İşte puan farkı da bu yüzden 5’e çıkmış veya 5’te kalmış oldu (nereden baktığınıza bağlı). Manchester City defans oyuncularından Kylie Walker, biraz gıcık bir tweet atmaktan kendini alamadı bu noktada: “So basically they thought they were gonna go seven points ahead" (Yani aslında yedi puan öne geçeceklerini sanıyorlardı). Sonra sildi ama sosyal medyada “viral” tâbir edilen bir dolaşıma ulaştı.

 

Gazeteciler durur mu? Hemen, her iki takımın çalıştırıcılarına (İngiliz deyimiyle menecerlerine) sordular, bu konuda ne düşündüklerini. Kabga mı fıştıklıyorlardı, nedir? Fakat bana sorarsanız, oldukça hoş cevaplar aldılar.

 

Pep Guardiola: “Oyuncuların sosyal medyasıyla, ne tweet’ledikleri veya instagram’ladıklarıyla ilgili değilim. Kontrol edebileceğim bir şey değil bu” (I'm not concerned about the social media of the players, what they tweet or Instagram, or other social media. I cannot control it).

 

Jurgen Klopp: [Haberdar olmadığı tweet kendisine anlatıldıktan sonra] “Bu benimle ilgili bir şey değil. Bizim hakkımızda ne diyor, pek emin değilim; belki diğer kişi hakkında daha çok şey söylüyordur. Kendi payıma, başka bir takımın maç kaybetmesi veya puan kaptırmasından asla sevinç duymadım. Kendimde böyle bir hak görmüyorum.
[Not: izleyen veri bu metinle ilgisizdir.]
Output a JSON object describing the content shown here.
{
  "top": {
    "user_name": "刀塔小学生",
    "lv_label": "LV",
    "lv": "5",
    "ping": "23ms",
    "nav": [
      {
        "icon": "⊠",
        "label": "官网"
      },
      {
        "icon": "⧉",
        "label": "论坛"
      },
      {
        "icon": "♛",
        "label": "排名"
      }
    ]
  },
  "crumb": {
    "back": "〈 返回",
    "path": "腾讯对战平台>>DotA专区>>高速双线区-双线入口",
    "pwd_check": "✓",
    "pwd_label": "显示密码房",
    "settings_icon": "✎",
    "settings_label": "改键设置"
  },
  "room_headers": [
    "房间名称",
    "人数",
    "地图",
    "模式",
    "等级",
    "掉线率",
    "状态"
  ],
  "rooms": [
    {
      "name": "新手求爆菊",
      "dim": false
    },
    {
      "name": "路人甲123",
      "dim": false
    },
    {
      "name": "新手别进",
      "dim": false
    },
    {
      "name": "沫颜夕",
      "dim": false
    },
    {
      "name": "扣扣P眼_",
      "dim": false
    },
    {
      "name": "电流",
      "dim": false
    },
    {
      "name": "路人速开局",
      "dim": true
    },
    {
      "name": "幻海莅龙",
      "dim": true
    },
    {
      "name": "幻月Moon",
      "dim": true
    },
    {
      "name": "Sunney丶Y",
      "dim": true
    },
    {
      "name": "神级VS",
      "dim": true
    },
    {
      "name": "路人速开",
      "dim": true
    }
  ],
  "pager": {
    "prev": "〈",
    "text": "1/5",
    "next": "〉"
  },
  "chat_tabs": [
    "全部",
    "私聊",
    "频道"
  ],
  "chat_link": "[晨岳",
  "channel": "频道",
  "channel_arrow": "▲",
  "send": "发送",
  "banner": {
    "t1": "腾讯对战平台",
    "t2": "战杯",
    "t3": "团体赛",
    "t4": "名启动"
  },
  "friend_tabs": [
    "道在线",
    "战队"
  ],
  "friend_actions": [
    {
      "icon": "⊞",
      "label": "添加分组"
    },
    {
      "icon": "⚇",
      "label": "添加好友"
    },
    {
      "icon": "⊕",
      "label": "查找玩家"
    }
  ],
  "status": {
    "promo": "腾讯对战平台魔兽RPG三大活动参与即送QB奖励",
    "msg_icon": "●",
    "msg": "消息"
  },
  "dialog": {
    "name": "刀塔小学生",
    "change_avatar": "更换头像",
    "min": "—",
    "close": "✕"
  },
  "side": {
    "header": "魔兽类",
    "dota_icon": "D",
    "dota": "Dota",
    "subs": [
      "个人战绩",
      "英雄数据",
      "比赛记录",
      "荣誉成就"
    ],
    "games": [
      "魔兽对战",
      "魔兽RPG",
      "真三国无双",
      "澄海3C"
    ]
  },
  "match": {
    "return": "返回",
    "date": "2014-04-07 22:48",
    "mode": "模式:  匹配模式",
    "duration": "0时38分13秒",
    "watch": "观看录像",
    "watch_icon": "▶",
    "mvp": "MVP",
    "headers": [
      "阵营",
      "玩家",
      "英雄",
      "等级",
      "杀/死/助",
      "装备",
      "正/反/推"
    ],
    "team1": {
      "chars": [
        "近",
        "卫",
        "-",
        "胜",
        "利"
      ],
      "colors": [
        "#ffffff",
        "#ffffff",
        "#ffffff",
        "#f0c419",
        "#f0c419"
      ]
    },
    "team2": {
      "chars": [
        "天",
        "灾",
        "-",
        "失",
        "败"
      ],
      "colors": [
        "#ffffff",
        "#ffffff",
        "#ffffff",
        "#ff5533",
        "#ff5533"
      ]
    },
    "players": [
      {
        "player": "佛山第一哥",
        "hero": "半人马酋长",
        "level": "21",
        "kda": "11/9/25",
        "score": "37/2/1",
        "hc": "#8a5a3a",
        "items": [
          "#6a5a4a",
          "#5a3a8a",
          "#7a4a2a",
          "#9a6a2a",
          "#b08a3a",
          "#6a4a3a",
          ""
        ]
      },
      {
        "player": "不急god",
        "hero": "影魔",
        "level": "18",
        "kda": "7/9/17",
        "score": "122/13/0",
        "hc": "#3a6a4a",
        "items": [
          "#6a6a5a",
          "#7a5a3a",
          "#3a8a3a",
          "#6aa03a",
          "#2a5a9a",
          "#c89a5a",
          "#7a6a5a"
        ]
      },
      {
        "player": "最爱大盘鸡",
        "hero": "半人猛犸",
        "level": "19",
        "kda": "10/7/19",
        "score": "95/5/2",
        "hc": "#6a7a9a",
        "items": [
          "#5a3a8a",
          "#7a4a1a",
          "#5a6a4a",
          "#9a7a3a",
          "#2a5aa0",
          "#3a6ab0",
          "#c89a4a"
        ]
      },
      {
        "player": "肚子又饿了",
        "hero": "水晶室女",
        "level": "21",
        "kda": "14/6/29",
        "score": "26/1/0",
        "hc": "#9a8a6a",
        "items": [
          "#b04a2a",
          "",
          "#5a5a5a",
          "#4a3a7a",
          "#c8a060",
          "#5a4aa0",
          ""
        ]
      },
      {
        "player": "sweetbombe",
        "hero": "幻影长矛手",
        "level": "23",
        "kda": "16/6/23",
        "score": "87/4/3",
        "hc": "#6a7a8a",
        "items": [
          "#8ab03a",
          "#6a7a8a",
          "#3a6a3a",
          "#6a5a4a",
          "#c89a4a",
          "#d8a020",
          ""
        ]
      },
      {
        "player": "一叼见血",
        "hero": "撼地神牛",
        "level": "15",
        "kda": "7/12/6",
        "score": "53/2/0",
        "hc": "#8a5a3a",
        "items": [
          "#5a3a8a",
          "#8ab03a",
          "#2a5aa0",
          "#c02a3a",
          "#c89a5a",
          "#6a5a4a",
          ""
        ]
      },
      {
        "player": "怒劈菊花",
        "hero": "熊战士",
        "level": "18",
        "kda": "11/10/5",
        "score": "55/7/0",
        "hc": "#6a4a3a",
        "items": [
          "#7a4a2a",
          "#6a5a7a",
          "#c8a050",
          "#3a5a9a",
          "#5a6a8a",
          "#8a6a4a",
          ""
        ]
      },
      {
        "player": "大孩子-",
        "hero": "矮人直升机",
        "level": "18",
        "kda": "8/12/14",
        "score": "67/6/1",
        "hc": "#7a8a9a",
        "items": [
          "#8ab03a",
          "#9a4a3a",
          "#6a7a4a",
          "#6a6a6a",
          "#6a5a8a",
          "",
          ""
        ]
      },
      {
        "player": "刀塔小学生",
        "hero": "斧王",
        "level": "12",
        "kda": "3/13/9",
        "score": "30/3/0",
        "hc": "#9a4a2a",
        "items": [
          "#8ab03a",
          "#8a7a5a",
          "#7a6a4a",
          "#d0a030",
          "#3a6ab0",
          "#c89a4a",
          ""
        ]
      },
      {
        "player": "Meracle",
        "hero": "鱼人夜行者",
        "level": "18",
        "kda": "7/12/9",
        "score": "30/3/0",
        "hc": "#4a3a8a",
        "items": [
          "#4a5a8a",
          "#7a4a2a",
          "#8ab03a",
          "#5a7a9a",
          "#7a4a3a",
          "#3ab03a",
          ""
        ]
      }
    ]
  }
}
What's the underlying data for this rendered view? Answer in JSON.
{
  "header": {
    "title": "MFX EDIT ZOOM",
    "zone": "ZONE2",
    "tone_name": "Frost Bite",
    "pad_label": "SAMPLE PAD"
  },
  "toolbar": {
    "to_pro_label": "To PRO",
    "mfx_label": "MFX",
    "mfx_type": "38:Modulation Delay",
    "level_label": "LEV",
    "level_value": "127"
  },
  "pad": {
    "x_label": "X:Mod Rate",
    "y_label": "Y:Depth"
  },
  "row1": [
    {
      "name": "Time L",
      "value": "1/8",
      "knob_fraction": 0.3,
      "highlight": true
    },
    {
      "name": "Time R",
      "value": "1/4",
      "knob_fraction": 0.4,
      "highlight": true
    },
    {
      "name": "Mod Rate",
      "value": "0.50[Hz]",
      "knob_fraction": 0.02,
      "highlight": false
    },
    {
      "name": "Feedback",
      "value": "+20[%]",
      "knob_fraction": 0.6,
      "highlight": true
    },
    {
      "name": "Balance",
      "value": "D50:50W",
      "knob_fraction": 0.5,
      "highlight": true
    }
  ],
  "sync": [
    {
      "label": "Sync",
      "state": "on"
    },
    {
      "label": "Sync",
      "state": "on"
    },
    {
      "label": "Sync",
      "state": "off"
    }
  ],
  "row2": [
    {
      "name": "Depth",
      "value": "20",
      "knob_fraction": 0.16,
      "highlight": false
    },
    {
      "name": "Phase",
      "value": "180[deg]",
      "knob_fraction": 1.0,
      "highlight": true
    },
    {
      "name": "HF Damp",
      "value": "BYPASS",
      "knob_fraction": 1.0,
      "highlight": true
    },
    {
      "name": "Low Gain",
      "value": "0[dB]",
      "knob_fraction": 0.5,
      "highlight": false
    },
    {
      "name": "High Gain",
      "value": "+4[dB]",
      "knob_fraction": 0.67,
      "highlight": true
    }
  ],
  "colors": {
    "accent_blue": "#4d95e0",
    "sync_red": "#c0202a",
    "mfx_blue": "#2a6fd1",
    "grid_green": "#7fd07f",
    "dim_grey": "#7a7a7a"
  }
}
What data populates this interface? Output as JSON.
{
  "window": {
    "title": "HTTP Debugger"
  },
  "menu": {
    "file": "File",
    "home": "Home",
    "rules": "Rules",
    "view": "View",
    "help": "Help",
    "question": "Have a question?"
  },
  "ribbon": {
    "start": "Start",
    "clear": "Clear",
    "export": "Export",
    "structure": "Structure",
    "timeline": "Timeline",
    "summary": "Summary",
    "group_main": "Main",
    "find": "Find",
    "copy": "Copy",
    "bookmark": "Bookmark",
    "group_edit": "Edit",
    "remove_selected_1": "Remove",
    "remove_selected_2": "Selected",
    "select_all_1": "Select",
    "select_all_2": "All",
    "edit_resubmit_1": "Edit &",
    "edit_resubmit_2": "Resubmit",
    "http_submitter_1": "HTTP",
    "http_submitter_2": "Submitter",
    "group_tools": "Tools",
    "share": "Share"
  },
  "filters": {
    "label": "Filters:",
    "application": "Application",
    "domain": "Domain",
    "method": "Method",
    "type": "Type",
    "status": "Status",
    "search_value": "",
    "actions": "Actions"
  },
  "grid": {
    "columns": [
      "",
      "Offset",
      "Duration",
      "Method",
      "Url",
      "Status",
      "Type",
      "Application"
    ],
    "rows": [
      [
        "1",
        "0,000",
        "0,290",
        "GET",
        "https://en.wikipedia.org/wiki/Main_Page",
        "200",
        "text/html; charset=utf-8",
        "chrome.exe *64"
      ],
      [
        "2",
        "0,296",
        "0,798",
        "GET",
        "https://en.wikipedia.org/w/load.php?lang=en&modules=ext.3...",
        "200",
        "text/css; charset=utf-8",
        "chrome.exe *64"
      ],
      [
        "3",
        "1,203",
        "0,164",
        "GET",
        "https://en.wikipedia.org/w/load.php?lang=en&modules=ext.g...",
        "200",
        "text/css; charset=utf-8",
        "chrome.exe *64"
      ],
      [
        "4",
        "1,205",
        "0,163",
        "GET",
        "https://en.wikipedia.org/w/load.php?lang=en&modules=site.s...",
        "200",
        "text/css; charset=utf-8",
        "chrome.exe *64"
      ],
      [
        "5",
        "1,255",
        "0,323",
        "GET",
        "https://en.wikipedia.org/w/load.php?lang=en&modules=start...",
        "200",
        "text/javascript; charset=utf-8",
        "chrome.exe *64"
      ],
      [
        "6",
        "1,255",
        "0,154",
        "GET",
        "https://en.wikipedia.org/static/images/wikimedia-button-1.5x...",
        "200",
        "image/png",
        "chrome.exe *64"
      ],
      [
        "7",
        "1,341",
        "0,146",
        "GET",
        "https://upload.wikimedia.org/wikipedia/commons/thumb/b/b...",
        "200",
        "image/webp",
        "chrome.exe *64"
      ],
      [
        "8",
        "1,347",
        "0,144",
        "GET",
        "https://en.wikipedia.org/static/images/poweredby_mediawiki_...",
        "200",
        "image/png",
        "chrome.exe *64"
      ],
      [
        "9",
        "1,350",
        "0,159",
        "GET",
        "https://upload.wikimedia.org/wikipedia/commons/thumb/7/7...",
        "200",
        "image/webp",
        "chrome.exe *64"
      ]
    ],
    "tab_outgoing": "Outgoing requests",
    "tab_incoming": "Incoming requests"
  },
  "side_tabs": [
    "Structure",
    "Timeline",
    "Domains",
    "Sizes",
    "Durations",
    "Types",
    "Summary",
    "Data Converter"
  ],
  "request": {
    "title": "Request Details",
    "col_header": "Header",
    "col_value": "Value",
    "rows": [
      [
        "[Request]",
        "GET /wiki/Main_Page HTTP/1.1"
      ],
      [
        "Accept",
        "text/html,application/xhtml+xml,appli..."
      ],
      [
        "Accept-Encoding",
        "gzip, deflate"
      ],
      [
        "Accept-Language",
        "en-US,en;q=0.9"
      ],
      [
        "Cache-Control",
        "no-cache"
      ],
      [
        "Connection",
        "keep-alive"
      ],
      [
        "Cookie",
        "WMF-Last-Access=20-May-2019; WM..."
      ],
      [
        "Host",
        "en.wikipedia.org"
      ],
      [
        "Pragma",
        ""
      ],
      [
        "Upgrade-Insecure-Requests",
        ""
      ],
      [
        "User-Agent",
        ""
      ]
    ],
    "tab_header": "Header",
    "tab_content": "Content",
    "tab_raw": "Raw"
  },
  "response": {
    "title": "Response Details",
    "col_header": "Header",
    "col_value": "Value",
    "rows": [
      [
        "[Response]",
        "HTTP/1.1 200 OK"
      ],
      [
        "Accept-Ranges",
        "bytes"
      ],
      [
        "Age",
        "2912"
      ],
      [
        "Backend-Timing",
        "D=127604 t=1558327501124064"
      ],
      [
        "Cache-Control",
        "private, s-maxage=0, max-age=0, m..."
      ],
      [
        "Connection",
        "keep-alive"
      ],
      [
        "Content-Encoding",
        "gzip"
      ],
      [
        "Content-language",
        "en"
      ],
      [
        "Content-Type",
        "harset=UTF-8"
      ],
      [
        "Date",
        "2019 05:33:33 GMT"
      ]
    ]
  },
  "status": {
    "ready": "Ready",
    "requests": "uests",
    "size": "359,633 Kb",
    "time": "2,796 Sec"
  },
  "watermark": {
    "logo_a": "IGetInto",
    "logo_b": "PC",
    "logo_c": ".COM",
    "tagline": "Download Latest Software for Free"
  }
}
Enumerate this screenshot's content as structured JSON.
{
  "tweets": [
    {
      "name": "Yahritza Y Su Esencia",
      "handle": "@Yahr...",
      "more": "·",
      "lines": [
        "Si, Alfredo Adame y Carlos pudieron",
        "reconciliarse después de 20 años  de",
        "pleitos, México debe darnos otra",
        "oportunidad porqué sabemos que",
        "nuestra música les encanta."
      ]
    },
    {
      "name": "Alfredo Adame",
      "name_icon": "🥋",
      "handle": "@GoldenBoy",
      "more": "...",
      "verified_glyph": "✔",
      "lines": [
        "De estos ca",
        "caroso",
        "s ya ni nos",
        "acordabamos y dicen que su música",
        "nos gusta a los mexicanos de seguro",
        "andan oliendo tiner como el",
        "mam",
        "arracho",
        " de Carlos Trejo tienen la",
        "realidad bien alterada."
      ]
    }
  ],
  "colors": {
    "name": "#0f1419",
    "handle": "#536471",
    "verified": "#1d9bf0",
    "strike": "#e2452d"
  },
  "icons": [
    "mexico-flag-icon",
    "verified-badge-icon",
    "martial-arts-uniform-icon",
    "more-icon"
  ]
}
Taraftarlar için biraz farklı tabii, ama doğrudan işin içinde olanlar için bunu anlayamam. (…) Kazanmanızı isteyenler ile kaybetmenizi isteyenler daima varolacak. Hazırlığınızı yaparken ikisini de görmezden gelmek zorundasınız. Belki sonucu, kazanmanızı isteyenlerle kutlarsınız.” (I cannot help that. I am not sure what that says about us, it says something more about the other person. I never celebrated that another team dropped points or lost a game. For me that's not allowed. For supporters it is a little bit different, for people involved I don't understand. (…) There will always be a bunch of people who hope you win and another bunch who hope you will lose. You have to ignore both in your preparation, and in the end hopefully you celebrate with the ones who want you to win something.)

 

Pratikte doğru mu, yani gerçek hayatta böyle mi davranıyorlar, bilemem. Ama söylem doğru en azından. Basına ve kamuoyuna temiz ve ahlâklı bir şey söylüyorlar. Başkalarını çekiştirmeyi bırakın; kendi işinize bakın. Keşke bu sorumluluğun onda biri, politikacılarda ve kutuplaşmacı medyacılarda olsa.